Ma che che se ne pensi, anche la presunta offesa del prestare i propri servigi sessuali in cambio di una remunerazione economica, escort… appunto, ha una valenza non esclusivamente negativa perché, bando ai moralismi, chi ha il coraggio di fare ciò o addirittura lo fa con piacere, senza ipocrisia, credo sia degno del massimo rispetto.

In fondo il vendersi non è prerogativa esclusiva dei “dispensatori di amore a pagamento” (sì, perché anche di uomini escort ve n’è a bizzeffe), ma è un’antica e radicata caratteristica della razza umana.

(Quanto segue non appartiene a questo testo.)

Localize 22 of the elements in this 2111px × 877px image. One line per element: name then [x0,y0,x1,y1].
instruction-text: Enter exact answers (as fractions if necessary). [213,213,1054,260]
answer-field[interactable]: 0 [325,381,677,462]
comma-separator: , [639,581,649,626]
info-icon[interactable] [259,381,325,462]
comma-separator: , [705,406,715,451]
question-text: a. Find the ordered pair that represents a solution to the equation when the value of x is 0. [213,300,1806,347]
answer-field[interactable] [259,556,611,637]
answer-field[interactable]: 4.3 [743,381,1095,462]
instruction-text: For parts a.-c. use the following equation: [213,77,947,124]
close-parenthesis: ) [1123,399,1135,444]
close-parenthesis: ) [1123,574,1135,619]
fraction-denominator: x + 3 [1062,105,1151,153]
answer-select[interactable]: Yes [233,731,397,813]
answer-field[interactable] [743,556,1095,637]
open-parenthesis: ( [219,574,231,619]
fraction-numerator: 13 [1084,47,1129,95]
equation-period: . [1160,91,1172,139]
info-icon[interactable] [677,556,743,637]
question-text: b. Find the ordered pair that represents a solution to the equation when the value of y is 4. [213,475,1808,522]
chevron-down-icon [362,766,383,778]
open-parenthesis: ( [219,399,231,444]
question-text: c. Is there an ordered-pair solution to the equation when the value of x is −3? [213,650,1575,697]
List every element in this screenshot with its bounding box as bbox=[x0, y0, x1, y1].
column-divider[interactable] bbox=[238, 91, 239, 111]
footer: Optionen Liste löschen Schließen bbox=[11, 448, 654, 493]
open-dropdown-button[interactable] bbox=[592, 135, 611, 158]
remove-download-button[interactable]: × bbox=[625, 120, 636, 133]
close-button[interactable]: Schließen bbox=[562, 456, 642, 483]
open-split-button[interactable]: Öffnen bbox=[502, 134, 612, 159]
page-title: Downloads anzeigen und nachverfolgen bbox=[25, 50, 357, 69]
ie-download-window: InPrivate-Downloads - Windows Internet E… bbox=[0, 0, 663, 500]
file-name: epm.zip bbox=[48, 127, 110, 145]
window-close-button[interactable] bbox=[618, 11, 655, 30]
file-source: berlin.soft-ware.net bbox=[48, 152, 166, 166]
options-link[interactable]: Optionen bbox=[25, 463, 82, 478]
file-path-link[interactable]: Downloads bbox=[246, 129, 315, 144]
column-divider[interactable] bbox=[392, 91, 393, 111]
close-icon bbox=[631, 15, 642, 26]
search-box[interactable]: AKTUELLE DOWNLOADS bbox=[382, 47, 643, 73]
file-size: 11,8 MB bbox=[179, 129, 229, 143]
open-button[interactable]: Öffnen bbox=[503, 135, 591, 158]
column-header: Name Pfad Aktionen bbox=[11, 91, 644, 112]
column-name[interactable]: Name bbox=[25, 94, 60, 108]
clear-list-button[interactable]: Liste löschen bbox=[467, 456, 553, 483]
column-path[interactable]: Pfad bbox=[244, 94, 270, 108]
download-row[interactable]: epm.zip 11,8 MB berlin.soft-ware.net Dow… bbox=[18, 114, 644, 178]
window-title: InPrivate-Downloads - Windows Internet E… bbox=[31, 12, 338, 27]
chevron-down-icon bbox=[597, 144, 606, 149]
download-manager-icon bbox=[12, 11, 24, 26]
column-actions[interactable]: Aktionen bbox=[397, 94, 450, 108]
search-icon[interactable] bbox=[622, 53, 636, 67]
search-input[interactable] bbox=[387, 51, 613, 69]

Anche in questo caso il gesto è lo stesso, quello che cambia è il prodotto, l’oggetto della transazione. Ma siamo sicuri che la mercificazione del corpo (naturalmente quella fatta volontariamente, senza coercizione alcuna) sia peggiore di altre forme di prostituzione?

Siamo sicuri che soprattutto le conseguenze di tale atto siano le medesime?

Vendere il proprio corpo ha come conseguenza il donare, in modo effimero, piacere a qualcuno e, al massimo, un passaggio di denaro evadendo il fisco (in Italia, altrove anche loro pagano le tasse) ma nulla di più.


Chi vende la propria anima, chi con malafede e avidità si vende a un sistema, si spaccia per democratico e progressista, strenuo difensore dei diritti e dell’umanità, arrivando a milioni di persone (giornalisti, attori, cantanti), ma poi in realtà fa valere questi princìpi solo per gli amici mentre per i nemici riserva solo strali, offese e insulti, non è forse più dannoso?

E in questo caso, qualcuno, non potrebbe chiedersi e chiedere, chi è la vera “puttana”?